Although NZAOA is driven by the insurance industry, it is also open to other big investors and, more importantly, does not consider the liability side of the insurance business. In July this year, a new net zero initiative dedicated to the industry launched under the leadership of AXA and the United Nations Environmental Programme Finance Initiative (UNEP FI): The Net-Zero Insurance Alliance (NZIA) now has 15 members, including global giants like Aviva, Munich Re, Allianz, Swiss Re and Zurich. NZIA is also committed to the Paris Agreement goals and aims to achieve net zero by 2050. NZIA focuses on insurance underwriting and the members' potential to reduce overall GHG emissions by a respective underwriting and engagement policy. Since NZIA only covers the liability side of the insurance business, members are advised to also make their investments GHG neutral by 2050 and join NZAOA.
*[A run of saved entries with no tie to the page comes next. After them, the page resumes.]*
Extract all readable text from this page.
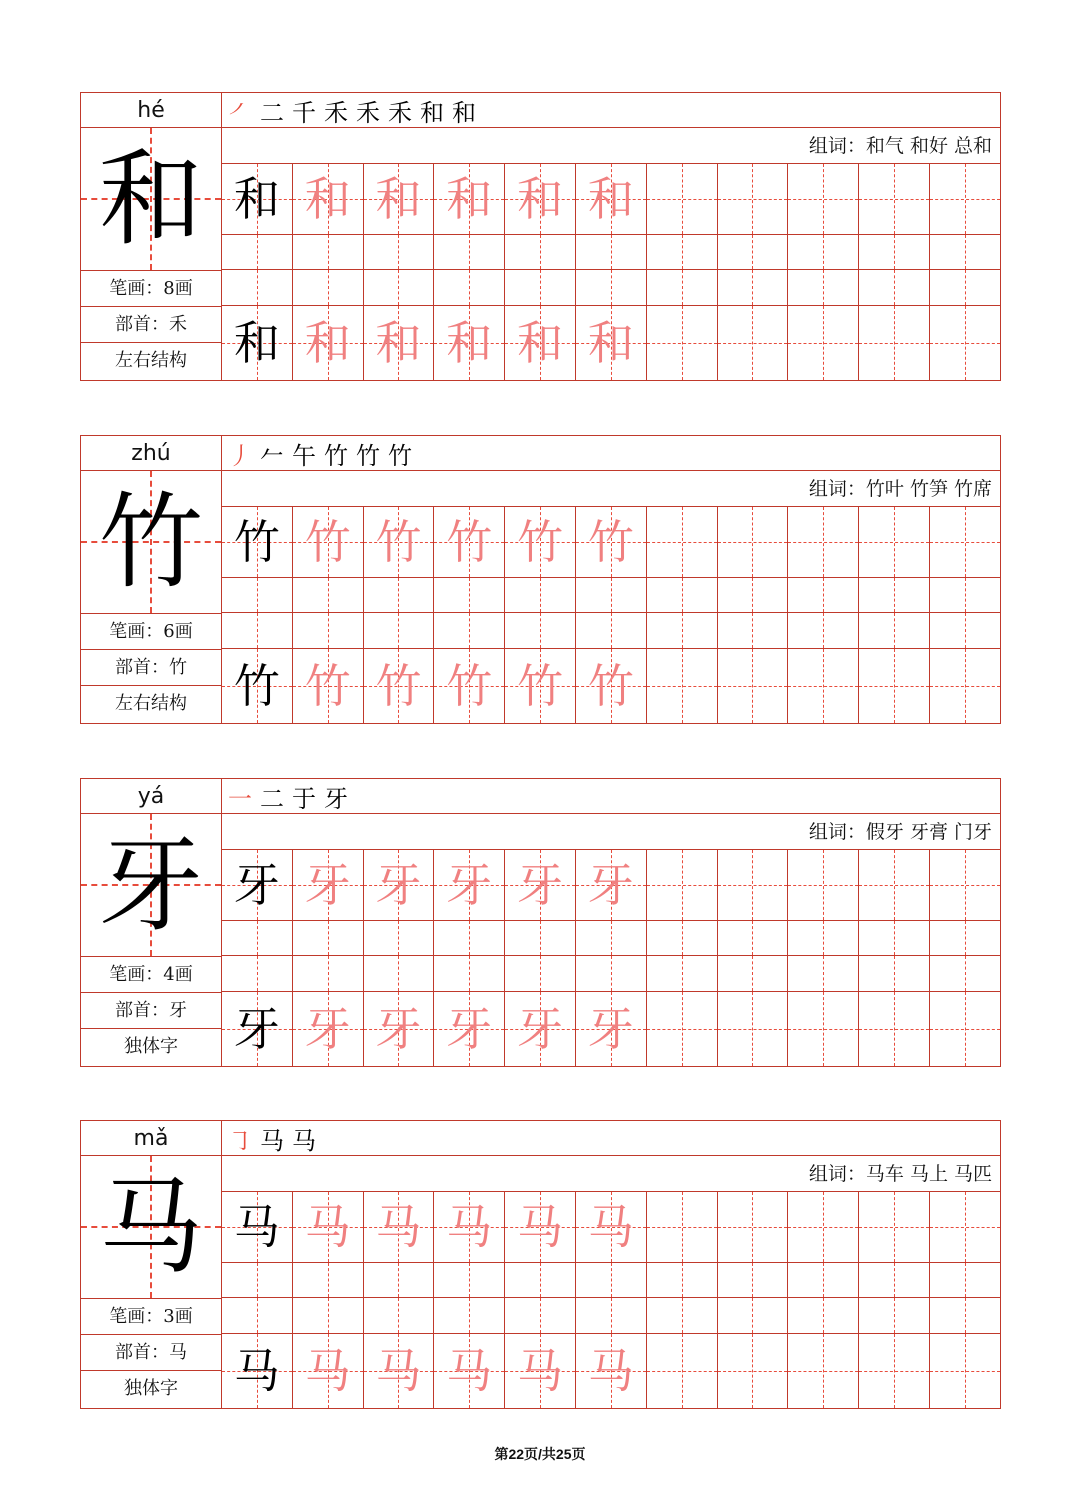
hé
和
笔画：8画
部首：禾
左右结构
㇒ 二 千 禾 禾 禾 和 和
组词：和气 和好 总和
和 和 和 和 和 和
和 和 和 和 和 和
zhú
竹
笔画：6画
部首：竹
左右结构
丿 𠂉 午 竹 竹 竹
组词：竹叶 竹笋 竹席
竹 竹 竹 竹 竹 竹
竹 竹 竹 竹 竹 竹
yá
牙
笔画：4画
部首：牙
独体字
一 二 于 牙
组词：假牙 牙膏 门牙
牙 牙 牙 牙 牙 牙
牙 牙 牙 牙 牙 牙
mǎ
马
笔画：3画
部首：马
独体字
㇆ 马 马
组词：马车 马上 马匹
马 马 马 马 马 马
马 马 马 马 马 马
第22页/共25页
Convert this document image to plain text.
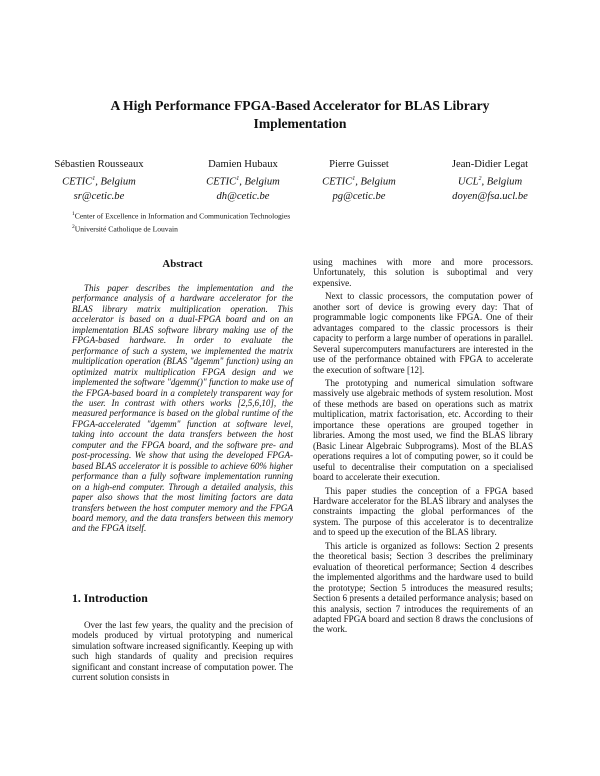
A High Performance FPGA-Based Accelerator for BLAS Library
Implementation
Sébastien Rousseaux
CETIC$^1$, Belgium
sr@cetic.be
Damien Hubaux
CETIC$^1$, Belgium
dh@cetic.be
Pierre Guisset
CETIC$^1$, Belgium
pg@cetic.be
Jean-Didier Legat
UCL$^2$, Belgium
doyen@fsa.ucl.be
$^1$Center of Excellence in Information and Communication Technologies
$^2$Université Catholique de Louvain
Abstract

This paper describes the implementation and the performance analysis of a hardware accelerator for the BLAS library matrix multiplication operation. This accelerator is based on a dual-FPGA board and on an implementation BLAS software library making use of the FPGA-based hardware. In order to evaluate the performance of such a system, we implemented the matrix multiplication operation (BLAS "dgemm" function) using an optimized matrix multiplication FPGA design and we implemented the software "dgemm()" function to make use of the FPGA-based board in a completely transparent way for the user. In contrast with others works [2,5,6,10], the measured performance is based on the global runtime of the FPGA-accelerated "dgemm" function at software level, taking into account the data transfers between the host computer and the FPGA board, and the software pre- and post-processing. We show that using the developed FPGA-based BLAS accelerator it is possible to achieve 60% higher performance than a fully software implementation running on a high-end computer. Through a detailed analysis, this paper also shows that the most limiting factors are data transfers between the host computer memory and the FPGA board memory, and the data transfers between this memory and the FPGA itself.

1. Introduction

Over the last few years, the quality and the precision of models produced by virtual prototyping and numerical simulation software increased significantly. Keeping up with such high standards of quality and precision requires significant and constant increase of computation power. The current solution consists in

using machines with more and more processors. Unfortunately, this solution is suboptimal and very expensive.

Next to classic processors, the computation power of another sort of device is growing every day: That of programmable logic components like FPGA. One of their advantages compared to the classic processors is their capacity to perform a large number of operations in parallel. Several supercomputers manufacturers are interested in the use of the performance obtained with FPGA to accelerate the execution of software [12].

The prototyping and numerical simulation software massively use algebraic methods of system resolution. Most of these methods are based on operations such as matrix multiplication, matrix factorisation, etc. According to their importance these operations are grouped together in libraries. Among the most used, we find the BLAS library (Basic Linear Algebraic Subprograms). Most of the BLAS operations requires a lot of computing power, so it could be useful to decentralise their computation on a specialised board to accelerate their execution.

This paper studies the conception of a FPGA based Hardware accelerator for the BLAS library and analyses the constraints impacting the global performances of the system. The purpose of this accelerator is to decentralize and to speed up the execution of the BLAS library.

This article is organized as follows: Section 2 presents the theoretical basis; Section 3 describes the preliminary evaluation of theoretical performance; Section 4 describes the implemented algorithms and the hardware used to build the prototype; Section 5 introduces the measured results; Section 6 presents a detailed performance analysis; based on this analysis, section 7 introduces the requirements of an adapted FPGA board and section 8 draws the conclusions of the work.
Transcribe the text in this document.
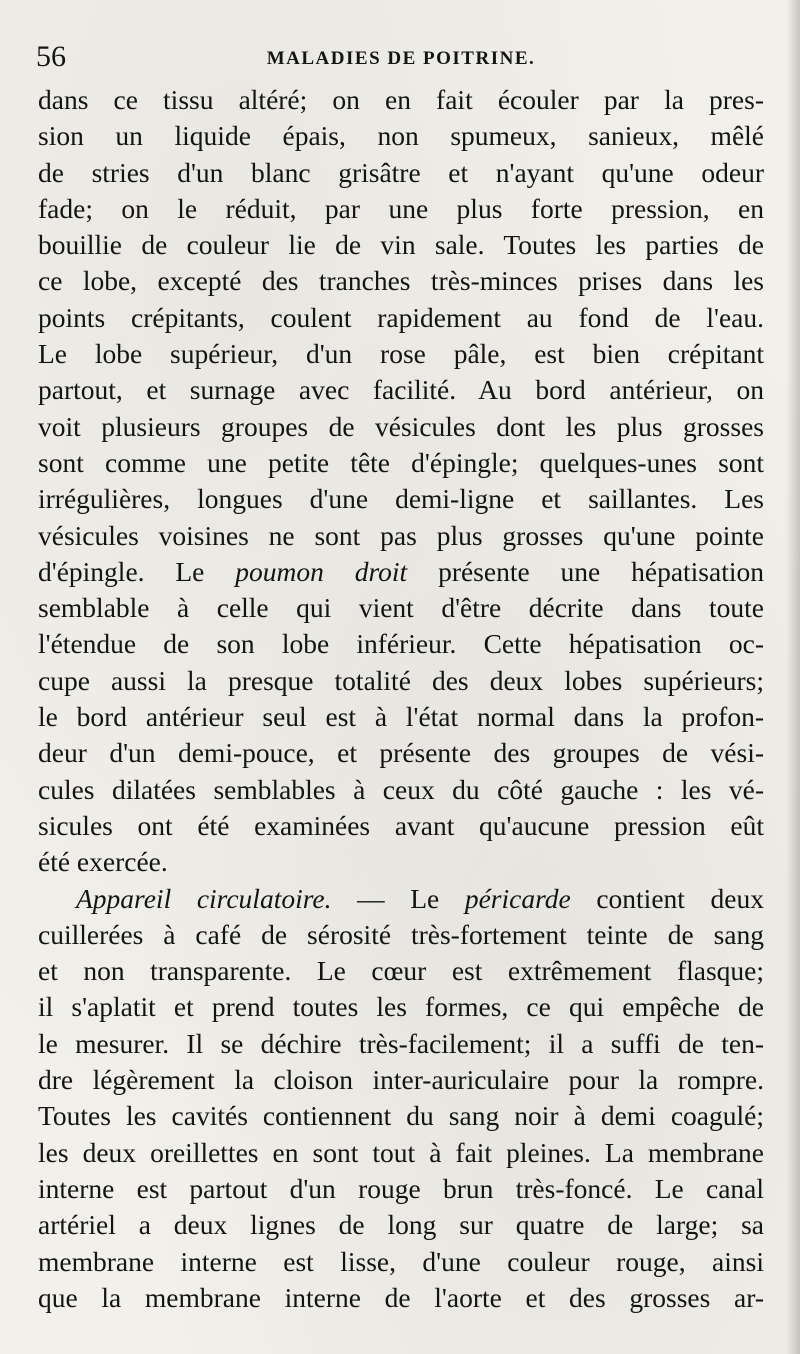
56	MALADIES DE POITRINE.
dans ce tissu altéré; on en fait écouler par la pres-
sion un liquide épais, non spumeux, sanieux, mêlé
de stries d'un blanc grisâtre et n'ayant qu'une odeur
fade; on le réduit, par une plus forte pression, en
bouillie de couleur lie de vin sale. Toutes les parties de
ce lobe, excepté des tranches très-minces prises dans les
points crépitants, coulent rapidement au fond de l'eau.
Le lobe supérieur, d'un rose pâle, est bien crépitant
partout, et surnage avec facilité. Au bord antérieur, on
voit plusieurs groupes de vésicules dont les plus grosses
sont comme une petite tête d'épingle; quelques-unes sont
irrégulières, longues d'une demi-ligne et saillantes. Les
vésicules voisines ne sont pas plus grosses qu'une pointe
d'épingle. Le poumon droit présente une hépatisation
semblable à celle qui vient d'être décrite dans toute
l'étendue de son lobe inférieur. Cette hépatisation oc-
cupe aussi la presque totalité des deux lobes supérieurs;
le bord antérieur seul est à l'état normal dans la profon-
deur d'un demi-pouce, et présente des groupes de vési-
cules dilatées semblables à ceux du côté gauche : les vé-
sicules ont été examinées avant qu'aucune pression eût
été exercée.
Appareil circulatoire. — Le péricarde contient deux
cuillerées à café de sérosité très-fortement teinte de sang
et non transparente. Le cœur est extrêmement flasque;
il s'aplatit et prend toutes les formes, ce qui empêche de
le mesurer. Il se déchire très-facilement; il a suffi de ten-
dre légèrement la cloison inter-auriculaire pour la rompre.
Toutes les cavités contiennent du sang noir à demi coagulé;
les deux oreillettes en sont tout à fait pleines. La membrane
interne est partout d'un rouge brun très-foncé. Le canal
artériel a deux lignes de long sur quatre de large; sa
membrane interne est lisse, d'une couleur rouge, ainsi
que la membrane interne de l'aorte et des grosses ar-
Similar to NZAOA, it is up to NZIA members to define specific measures to achieve the targeted GHG neutrality. Each member commits to implement the net zero concept in all relevant areas. This includes developing underwriting guidelines, engaging clients in dialogue on decarbonisation, developing innovative products and solutions, making claims handling more sustainable and integrating climate factors and net zero targets into risk management. NZIA is currently working on respective guidance for its members.
Both bodies are also members of the Glasgow Financial Alliance for Net Zero (GFANZ) founded by United Nations' Special Envoy on Climate Action and Finance, Mark Carney. GFANZ aims to bring together banks, insurers, asset managers and other financial industry companies by mobilising more than US$100 trillion for the decarbonisation of the world economy. In its recent Call to Action, GFANZ urged G20 leaders to set interim GHG reduction targets and phase-out goals for fossil fuels, align regulatory frameworks with net zero, price carbon emissions and standardise CCUS markets and mobilise capital flows to help developing countries meet climate goals. With the G20 leadership summit in Rome being disappointingly reluctant to agree even on long-term GHG reduction targets, it remains unclear which of these thoughtful proposals will ultimately make its way into public policy.
Pursuing net zero after COP26
The implementation of net zero in the insurance industry is an ambitious undertaking that will prove hugely challenging for members of NZAOA and NZIA. However, the possibility remains that such voluntary measures will one day become mandatory, at least in certain jurisdictions like the EU and the UK, and that today's pioneers will benefit from their early action.
The insurance industry will continue to play an important role in combating climate change as a provider of capital and facilitator of the real economy. As the IEA pointed out in its report Net Zero by 2050, significant transformation is needed for energy supply, transport, construction and consumer goods. The required investments could exceed US$100 trillion, a sum that will require substantial private sector participation. In addition, climate data and insurers' know-how will help the wider business community transform their operations. One thing is certain: the insurance industry's challenging journey to net zero has just begun and COP26 is only one step on the long and winding road ahead.